At Holocaust Remembrance Day ceremony in Israel, Netanyahu warns Iran not to test his country’s determination

Advertisement

JERUSALEM (JTA) — As Israel ushered in Yom Hashoah, or Holocaust Remembrance Day, with a ceremony at the Yad Vashem memorial in Jerusalem, Prime Minister Benjamin Netanyahu warned Iran “do not test the determination of the State of Israel.”

Six Israeli Holocaust survivors lit torches to represent the 6 million Jews killed in the Holocaust. The theme of this year’s events is “70 Years of Remembering and Building: Holocaust Survivors and the State of Israel.”

Along with the warning during his address, Netanyahu also offered a message to the Iranian people: “Israel is not your enemy, but the regime of tyranny that oppresses you.”

“The events in recent days teach us that standing up to evil and aggression is the mission imposed on every generation,” he said. “No generation is exempted from this task, and the generation that evades it is woeful. We saw the swastika raised by the rioters next to the Gaza fence. We saw Syrian children being slaughtered with chemical weapons. Our hearts were torn from the horror.”

He added: “During the Holocaust, we were helpless, defenseless and voiceless. In truth, our voice was not heard at all. Today we have a strong country, a strong army, and our voice is heard among the nations.”

President Reuven Rivlin said that Israel will fight against anti-Semitism and Holocaust denial.

“There is the Holocaust and there are Holocaust deniers, and the difference between them is the truth,” he said.

He also took a jab at Poland, where he will travel Thursday to lead the 12,000 participants from around the world in the 30th March of the Living.  No country can “legislate their forgetting” of the Holocaust, Rivlin said, referring to Poland’s new Holocaust law that imposes fines or up to three years in jail on anyone who ascribes “responsibility or co-responsibility to the Polish nation or state for crimes committed by the German Third Reich.”

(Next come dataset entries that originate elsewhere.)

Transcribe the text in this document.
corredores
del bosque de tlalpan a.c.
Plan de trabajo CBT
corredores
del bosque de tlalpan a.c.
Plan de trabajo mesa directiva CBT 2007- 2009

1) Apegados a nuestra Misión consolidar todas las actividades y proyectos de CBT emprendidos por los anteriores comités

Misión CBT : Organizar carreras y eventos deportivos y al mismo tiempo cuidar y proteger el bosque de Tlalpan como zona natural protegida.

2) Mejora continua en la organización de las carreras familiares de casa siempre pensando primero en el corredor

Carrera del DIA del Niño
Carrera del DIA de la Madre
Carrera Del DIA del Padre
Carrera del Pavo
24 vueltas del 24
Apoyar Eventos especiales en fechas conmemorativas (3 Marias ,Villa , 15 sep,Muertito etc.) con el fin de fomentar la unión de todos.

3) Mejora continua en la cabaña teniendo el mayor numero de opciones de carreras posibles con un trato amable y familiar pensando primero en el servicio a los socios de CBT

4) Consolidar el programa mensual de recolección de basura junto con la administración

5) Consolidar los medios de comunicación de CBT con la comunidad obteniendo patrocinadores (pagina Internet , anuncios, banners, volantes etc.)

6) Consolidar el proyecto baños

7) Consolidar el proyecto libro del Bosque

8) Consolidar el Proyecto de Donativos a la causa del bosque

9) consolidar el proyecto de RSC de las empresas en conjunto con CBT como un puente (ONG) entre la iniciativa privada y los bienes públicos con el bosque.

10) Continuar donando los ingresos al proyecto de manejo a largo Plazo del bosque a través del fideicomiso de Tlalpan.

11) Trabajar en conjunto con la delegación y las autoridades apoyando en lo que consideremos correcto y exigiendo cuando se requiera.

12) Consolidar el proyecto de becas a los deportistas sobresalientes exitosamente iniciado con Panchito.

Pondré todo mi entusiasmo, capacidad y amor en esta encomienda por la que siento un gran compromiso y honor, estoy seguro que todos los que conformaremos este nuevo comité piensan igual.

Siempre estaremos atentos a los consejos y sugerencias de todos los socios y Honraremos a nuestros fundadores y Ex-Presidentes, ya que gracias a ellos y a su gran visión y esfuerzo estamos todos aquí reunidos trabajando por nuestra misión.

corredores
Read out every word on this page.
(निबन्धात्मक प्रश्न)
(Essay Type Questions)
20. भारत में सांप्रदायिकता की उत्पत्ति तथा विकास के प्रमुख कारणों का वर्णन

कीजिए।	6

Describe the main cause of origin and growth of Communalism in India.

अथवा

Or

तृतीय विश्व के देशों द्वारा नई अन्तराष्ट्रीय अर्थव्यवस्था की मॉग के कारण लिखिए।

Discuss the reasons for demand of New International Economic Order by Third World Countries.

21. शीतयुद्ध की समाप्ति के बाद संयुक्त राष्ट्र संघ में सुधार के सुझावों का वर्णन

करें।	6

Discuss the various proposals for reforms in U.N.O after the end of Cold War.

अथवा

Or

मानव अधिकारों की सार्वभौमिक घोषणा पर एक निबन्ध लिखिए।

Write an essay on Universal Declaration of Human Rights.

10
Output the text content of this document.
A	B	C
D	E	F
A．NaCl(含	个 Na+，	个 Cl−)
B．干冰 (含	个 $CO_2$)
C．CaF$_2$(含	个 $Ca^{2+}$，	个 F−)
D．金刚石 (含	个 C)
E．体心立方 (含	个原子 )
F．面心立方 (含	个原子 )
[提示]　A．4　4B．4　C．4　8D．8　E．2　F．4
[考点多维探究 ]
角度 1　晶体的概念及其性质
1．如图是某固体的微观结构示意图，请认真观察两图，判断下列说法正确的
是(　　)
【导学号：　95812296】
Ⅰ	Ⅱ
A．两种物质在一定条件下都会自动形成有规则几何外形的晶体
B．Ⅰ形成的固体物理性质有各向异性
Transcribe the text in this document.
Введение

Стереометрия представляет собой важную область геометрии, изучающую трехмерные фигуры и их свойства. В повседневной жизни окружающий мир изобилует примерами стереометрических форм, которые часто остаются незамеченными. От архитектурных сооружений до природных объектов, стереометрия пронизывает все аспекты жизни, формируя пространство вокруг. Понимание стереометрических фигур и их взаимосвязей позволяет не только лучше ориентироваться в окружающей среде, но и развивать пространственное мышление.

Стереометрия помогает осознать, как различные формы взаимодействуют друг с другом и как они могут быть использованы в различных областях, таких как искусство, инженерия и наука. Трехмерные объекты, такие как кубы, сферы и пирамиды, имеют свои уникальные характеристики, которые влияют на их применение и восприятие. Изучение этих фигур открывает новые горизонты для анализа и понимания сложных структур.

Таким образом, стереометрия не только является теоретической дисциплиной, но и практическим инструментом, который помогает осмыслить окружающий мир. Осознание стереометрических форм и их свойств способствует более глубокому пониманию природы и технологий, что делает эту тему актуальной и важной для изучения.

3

This year’s torchlighters at the ceremony were Mirjam Lapid, a native of the Netherlands; Shmuel Bogler, Hungary; Thea Friedman, Romania; Raul Teitelbaum, Kosovo; Issachar Dov Goldstein, Slovakia; and Abba Naor, Lithuania.

The Yom Hashoah observances will continue on Thursday morning with a two-minute siren during which all activity throughout the country ceases. During the rest of the day, the names of Holocaust victims will be read out at Yad Vashem and at the Knesset as part of the “Unto Every Person There is a Name” observance.